TRIANGLE won the Palm d’Or at Cannes in 2022. And now it has been nominated for three high profile Academy Awards: Best Picture, Best Director, and Best Original Screenplay. But there is also a snub conversation to be had (more on that later). The question I’ve heard many people ask, is any of that deserved? Well, tastes are unique to each person.

TRIANGLE OF SADNESS starts off with two models who are a couple (Charlbi Dean and Harris Dickinson) who get to go on a luxury cruise. She is far more successful than he, her position as an Instagram influencer is a large reason they get to go on the cruise. They argue about money and it sort of falls along gender lines. He feels like she should not be the provider whereas she doesn’t seem to mind.

Once on the cruise their squabbles seem quaint. There is a Russian oligarch, a British couple whose family business is anti-personnel mines and other assorted terrible people. The model couple also seem to the youngest on the cruise. They have attitudes unique to the wealthy and have little concern for the crew of the ship. I’m skipping through a lot in the interest of brevity and in the interest of motivating you to check out this completely bananas movie. But it all sort of comes to a head at the Captain’s DInner. There is questionable food, rough seas that would have sunk even the most modern of cruise ships, and a lot of, uh, bodily fluids exploding all over the place. There is also the captain, in a genius role for Woody Harrelson. He is constantly put out and put upon in his job. He seems to hate it. That comes to a head in a drunken standoff with the oligarch (a genius performance from Zlatko Buric) where the two use the ship’s intercom to debate Communism versus Capitalism with Harrelson advocating for the former and Buric for the latter. As if that isn’t enough, something happens that forces passengers and crew to abandon ship. Only a few make it to what appears to be a remote island. The young couple are among them. So are a widower, a woman who is an invalid from a stroke, the oligarch, the ship’s sort of cruise director and a member of the crew whose job is to clean toilets.

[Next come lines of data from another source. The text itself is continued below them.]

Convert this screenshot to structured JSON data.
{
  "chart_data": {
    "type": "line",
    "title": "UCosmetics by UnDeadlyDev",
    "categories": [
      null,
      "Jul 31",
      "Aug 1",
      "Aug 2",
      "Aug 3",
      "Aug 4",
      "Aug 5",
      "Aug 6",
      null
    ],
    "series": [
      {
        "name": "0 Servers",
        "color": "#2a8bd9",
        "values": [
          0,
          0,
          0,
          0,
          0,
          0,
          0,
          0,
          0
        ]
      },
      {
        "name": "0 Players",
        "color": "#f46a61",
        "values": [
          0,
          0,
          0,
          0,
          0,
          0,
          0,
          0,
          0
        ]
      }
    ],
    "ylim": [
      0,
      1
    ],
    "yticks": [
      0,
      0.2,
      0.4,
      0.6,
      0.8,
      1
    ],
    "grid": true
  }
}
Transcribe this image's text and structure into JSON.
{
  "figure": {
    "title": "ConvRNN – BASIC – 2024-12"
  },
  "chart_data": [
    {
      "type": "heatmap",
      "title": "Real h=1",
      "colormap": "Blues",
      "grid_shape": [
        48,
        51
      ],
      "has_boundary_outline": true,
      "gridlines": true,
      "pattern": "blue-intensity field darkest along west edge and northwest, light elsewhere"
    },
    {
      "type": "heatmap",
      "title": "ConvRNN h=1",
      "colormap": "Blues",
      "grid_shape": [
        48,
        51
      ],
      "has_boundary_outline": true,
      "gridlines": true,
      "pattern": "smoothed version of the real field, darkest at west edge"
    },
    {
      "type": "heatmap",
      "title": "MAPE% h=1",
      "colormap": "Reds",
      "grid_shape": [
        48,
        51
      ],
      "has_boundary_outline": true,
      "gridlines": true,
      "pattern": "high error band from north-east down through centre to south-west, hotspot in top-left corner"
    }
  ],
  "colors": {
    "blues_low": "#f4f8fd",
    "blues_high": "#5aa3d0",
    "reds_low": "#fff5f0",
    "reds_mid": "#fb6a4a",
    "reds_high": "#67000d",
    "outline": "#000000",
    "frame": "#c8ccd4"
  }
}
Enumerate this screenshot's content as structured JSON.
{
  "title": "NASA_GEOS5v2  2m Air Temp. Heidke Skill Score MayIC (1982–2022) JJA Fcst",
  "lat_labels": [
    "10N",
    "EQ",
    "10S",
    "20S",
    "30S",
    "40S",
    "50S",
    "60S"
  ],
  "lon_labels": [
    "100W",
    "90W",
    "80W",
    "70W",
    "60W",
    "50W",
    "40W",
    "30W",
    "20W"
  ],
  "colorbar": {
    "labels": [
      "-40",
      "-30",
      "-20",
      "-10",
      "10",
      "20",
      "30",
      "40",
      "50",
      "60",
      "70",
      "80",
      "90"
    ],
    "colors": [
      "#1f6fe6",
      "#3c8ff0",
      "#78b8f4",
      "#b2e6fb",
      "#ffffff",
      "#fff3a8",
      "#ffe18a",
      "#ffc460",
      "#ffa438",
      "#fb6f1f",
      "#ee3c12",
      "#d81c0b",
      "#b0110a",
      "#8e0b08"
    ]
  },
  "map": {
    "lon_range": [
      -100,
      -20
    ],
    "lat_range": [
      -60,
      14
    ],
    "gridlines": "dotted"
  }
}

On the island is where the movie really takes off. Dolly de Leon is the crew member, and her skills and abilities make her the defacto leader of this group. She rules with something of an iron fist and trades sex for favors and position. It’s a genius turning of the tables that Östlund has presented us. From shit cleaner to shit enforcer. De Leon is brilliant and probably should have received a supporting actress nomination, but I cannot for the life of me decide who to kick out. Maybe Stephanie Hsu from EVERYTHING EVERYWHERE ALL AT ONCE, but it may be a snub debate worth having.

Östlund has a unique vision and really knows how to get his point across and keep us entertained. TRIANGLE is funny, poignant and entertaining. The Captain’s Dinner scene and its aftermath go on a bit long for me and my distaste for puking in movies, but I cannot deny that I laughed out loud several times. The movie is a commentary on how wealth and power turn even those who have been oppressed into the oppressor. The screenplay absolutely deserved the nomination. I suppose the movie deserved its Best Picture nomination, thought one could argue (as I have in another review that DECISION TO LEAVE is the snubbiest film of this year’s Oscars). You may not care for Östlund’s style but there is no denying his talent and getting noticed for Best Director is a nod to encourage others with that type of unique vision to go for it.

The movie is kind of long and does feel like it drags in parts. But it is a great comedy and satire about the evils of wealth and power. It may be the most effective in that genre since PARASITE.